Die Ausrüstung für den Trip musste überschaubar ausfallen, da das Gepäckfach der Else wirklich nur das nötigste fasst. Streckenflieger-Kulturbeutel in Form eines Zipperbags mit Duschbad, Deo, Zahnpasta und Sonnencreme im Miniturformat plus Zahnbürste und Allergiepillen. Wechselwäsche. Ladekabel fürs Handy, Portemonnaie, Jacke, Bordbuch und persönliche Dokumente, die obligatorische Außenlandelektüre, mein Schlafsack und ein Bettlaken samt Kissenbezug. Dazu zwei Flaschen wasser, ein paar Müsliriegel und das übliche Gedöns wie Sonnebrille, Handy, Pisstüte und ICAO-Karte. Mit dem Berg Gepäck stand ich am 8. August pünktlich um zehn in Perleberg auf der Matte, aber die Kombination aus Wetterbericht und dessen empirischer Überprüfung via Blick in den Himmel machte alle Erfolgsaussichten zunichte. Aber ich hatte immerhin Zeit, verschiedenste Beladevarianten durchzuprobieren und den ganzen Kram in den Flieger zu puzzeln. Fazit: es passte fast alles ins Gepäckabteil, lediglich der Schlafsack blieb über. Aber auch das war kein Problem, denn da ich die Else stets mit vier Kissen unterm Arsch fliege, konnte ich hier substituieren: Alle Kissen raus, Schlafsack rein, ein Kissen drauf und es war nicht nur ok, sondern saumäßig bequem. Den Nachmittag verbringe ich damit, der ersten Buga-Standort, Havelberg, ohne Flugzeug abzuarbeiten.

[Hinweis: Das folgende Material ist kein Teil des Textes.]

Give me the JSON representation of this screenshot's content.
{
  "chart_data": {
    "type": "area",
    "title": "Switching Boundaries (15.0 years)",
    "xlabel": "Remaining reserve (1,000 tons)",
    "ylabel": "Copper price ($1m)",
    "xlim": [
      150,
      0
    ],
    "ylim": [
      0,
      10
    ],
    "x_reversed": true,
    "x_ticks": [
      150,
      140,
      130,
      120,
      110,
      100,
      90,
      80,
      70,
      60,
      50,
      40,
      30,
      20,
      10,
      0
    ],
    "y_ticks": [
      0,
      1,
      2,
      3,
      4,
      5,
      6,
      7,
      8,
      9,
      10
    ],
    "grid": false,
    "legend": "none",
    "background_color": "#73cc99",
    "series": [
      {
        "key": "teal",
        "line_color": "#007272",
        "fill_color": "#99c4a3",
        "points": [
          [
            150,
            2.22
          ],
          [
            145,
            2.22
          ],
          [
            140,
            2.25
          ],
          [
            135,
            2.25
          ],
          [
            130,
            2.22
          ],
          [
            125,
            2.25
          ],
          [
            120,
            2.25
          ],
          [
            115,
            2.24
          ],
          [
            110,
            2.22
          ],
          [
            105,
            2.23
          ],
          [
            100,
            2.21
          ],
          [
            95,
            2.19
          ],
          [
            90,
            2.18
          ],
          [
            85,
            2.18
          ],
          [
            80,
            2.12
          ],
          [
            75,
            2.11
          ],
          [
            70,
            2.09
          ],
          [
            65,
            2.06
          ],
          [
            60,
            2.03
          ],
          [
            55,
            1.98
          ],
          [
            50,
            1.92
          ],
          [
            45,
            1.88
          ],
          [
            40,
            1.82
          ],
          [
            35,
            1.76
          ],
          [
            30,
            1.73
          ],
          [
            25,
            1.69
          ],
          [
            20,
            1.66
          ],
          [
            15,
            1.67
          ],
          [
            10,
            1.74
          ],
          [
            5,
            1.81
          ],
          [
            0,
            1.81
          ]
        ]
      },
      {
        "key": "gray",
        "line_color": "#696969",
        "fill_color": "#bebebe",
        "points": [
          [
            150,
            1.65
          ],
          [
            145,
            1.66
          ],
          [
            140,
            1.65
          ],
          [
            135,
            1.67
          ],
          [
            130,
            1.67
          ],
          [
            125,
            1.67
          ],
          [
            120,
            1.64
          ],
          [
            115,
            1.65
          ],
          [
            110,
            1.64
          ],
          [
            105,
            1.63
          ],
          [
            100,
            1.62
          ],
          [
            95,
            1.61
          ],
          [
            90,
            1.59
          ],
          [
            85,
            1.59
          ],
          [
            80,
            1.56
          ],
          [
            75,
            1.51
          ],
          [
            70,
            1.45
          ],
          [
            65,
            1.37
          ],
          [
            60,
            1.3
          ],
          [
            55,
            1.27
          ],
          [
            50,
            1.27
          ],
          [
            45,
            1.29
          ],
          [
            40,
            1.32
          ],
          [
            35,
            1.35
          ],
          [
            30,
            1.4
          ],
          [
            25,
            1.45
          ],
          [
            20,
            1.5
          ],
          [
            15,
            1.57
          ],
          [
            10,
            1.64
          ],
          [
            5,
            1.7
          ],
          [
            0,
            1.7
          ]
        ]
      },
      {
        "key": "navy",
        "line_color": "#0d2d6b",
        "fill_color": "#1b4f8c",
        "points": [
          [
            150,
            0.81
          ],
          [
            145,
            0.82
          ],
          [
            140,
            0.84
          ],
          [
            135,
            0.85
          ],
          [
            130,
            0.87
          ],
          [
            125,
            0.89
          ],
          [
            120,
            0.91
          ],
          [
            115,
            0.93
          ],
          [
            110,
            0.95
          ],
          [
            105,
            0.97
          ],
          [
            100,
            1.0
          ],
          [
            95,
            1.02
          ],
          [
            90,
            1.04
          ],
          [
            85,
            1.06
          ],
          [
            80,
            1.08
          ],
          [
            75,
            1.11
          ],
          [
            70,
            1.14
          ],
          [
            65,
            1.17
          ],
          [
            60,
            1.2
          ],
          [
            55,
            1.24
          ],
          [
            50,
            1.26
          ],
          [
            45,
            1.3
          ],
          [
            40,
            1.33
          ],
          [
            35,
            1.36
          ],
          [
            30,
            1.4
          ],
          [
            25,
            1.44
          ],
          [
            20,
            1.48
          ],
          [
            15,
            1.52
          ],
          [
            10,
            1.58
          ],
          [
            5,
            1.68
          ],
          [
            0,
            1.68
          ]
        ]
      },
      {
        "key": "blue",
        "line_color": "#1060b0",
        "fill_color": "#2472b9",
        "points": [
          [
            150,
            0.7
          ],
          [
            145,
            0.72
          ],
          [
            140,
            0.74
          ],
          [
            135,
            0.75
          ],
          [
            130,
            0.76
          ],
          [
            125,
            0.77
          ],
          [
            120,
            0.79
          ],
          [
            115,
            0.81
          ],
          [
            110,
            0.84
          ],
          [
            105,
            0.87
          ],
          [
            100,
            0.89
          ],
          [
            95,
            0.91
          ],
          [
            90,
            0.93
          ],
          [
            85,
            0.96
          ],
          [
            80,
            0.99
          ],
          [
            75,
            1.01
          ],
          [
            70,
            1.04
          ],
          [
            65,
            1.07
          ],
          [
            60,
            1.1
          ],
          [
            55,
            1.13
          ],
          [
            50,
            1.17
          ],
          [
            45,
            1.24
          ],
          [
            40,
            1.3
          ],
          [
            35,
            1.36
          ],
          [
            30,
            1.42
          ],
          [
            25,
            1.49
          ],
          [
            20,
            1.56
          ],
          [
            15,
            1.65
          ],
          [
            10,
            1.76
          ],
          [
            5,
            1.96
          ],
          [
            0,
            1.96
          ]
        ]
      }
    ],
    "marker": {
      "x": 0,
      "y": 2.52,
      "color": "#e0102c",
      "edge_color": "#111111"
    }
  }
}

Am Folgetag ergibt sich immerhin ein schöner Flugtag, bei dem ich dreieinhalb Gäste glücklich machen kanne. Ein junger Kerl und seine Freundin wollen einen Windenstart und steigen hinterher mit zum Dauergrinsen festgetackerten Mundwinkeln aus dem Bocian. Flug drei mache ich mit meinem Kumpel Jon, den ich vor einigen Jahren beim Badminton in Wittenberge kennengelernt habe. Im F-Schlepp geht es hinter der Remo der Flugggruppe des JG 71 Richthofen zügig in den Himmel, und im Kreisen über Perleberg spiele ich den Reiseführer. Da Jon noch ein bisschen Spaß haben will, verpasse ich ihm eine Handvoll Parabelflüge, die er ganz offenbar genial findet. Schließlich folgt noch ein F-Schlepp mit einem Gast aus Karstädt, der vor allem aus der Luft fotografieren will. Der Schlepp führt uns zunächst über das ausgedehnte Waldgebiet südlich des Platzes, da ich den Schlepiloten gebeten hatte, nicht über die Stadt zu fliegen, um Ärger wegen Lärm von vornherein aus dem Weg zu gehen. Nach dem ausklinken geht es nach Perleberg, und dort ziehen ich bedächtig Kreise, während hinter mir die Kamera klickt. Schließlich geht es schneller als erwartet nach unten, aber bei 250 Metern finde ich einen Bart, der eng gekreist nochmal 200 Meter bringt. Weiter geht es leider nicht, aber nicht etwa, weil die Luft nicht trägt, sondern weil mein Engagement, meinem Gast für sein Geld mehr Flugzeit zu erkämpfen dessen Kreisflugstabilität diametral entgegen steht. Nachdem von hinten unmissverständlich die Bitte kommt, aufzuhören, reiche ich sicherheitshalber meinen Hut durch mit der Ansage „Wenn, dann da rein!“. Fünf Minuten später sind wir unten, alles gut gegangen.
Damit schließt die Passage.